At a point, I gave up on men and focused my energies on writing and, later, music. Cat Power entered my life via her 2003 album You Are Free. Songs like “Good Woman”, “He War”, and “Free” spoke to me with their fragility, their indie grace, their absolute honesty and intrinsic tragedy. It had highs and lows, just like I did at the time. This was a woman to relate to, this Chan Marshall Cat Power, and she didn’t wear pink. Shy by nature, she was entering a stint in rehab in 2006 to remedy the way she used and abused herself in coping with crippling depression that often masqueraded as stage fright. Luckily I never needed rehab for my misadventures, but I was definitely, shall we say, somewhat pickled at the time so I identified with her demons.

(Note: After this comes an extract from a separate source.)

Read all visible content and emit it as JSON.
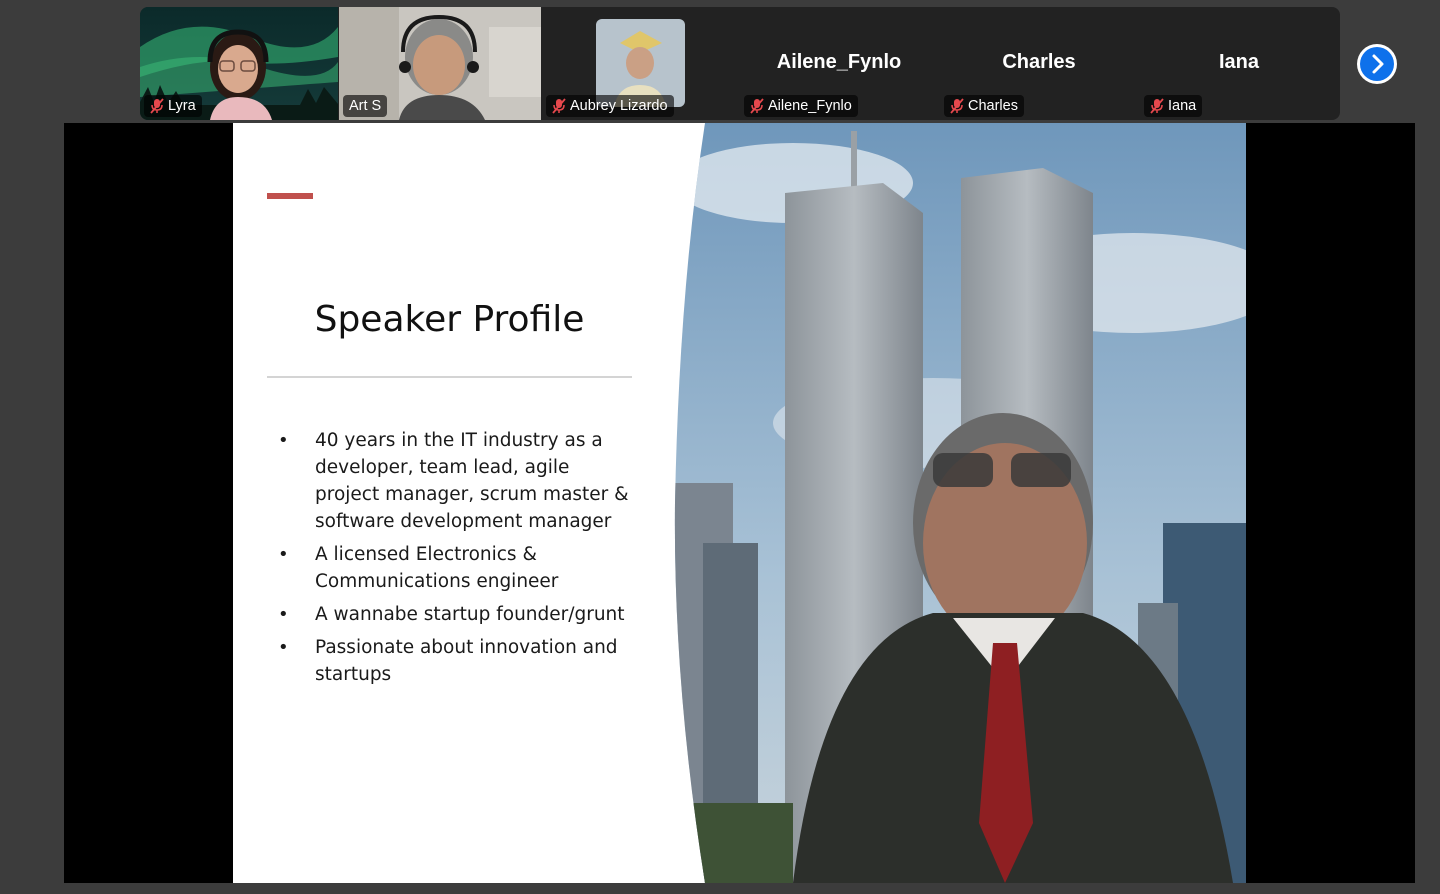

Concurrent to my Cat Power discovery, I met a boy who helped hammer the lid shut on the pink-satin sucker I longed to no longer be. He was a writer, he was a mystery; he echoed the whipser that flowed like ink through my pen, and above all…he silently understood it all because he was my peer. To call it love would be to minimize it in some way since this boy gave me so much more: he gave me the gift of myself. I met his friends, a spectacular group of people pursuing passions, who welcomed me in as one of their own. On many a Thursday night, we drank, drove ourselves mad on conversation, and danced like idiots to Ol’ Dirty Bastard’s “Got Your Money” at a dive bar on Irving Street. In this motley crew I felt, perhaps for the first time in my life, surrounded by like-minded folk, and the comfort of belonging did much to reorient my priorities, help me settle some unfinished business with my previous beau, and, in general, be calm.
This boy and I were not to be the thing we tried to be. Ultimately, it was a classic case of poor timing. Instead we float in and out of each other’s lives now, ironically always at the perfect time, and he remains a sustaining pressure point for my writing, a sort of phonetic accupunture that stills the nerves and let’s the words roll; he is a very good friend. The writing has become habitual to a point where I dare call myself a writer. Cat Power, too, still calls to me. I was fortunate to see her perform at the Warfield in San Francisco a year or so after she successfully completed rehab. She was vibrant, sang and played the piano beautifully, and connected with the audience by handing many of us white tulips at the end. Stage fright conquered, to be sure. And that dive bar on Irving? It’s still there, albeit under new ownership, and I walk by it every morning to grab a latte on my way to work.
On the days that I’m particularly nostalgic, I’ll pause a moment in front of that bar to shift my hot beverage from one hand to another, but really it’s to let the memory of a time when I lived in bars and danced on tables sit for a minute. The past in present, again and again and again.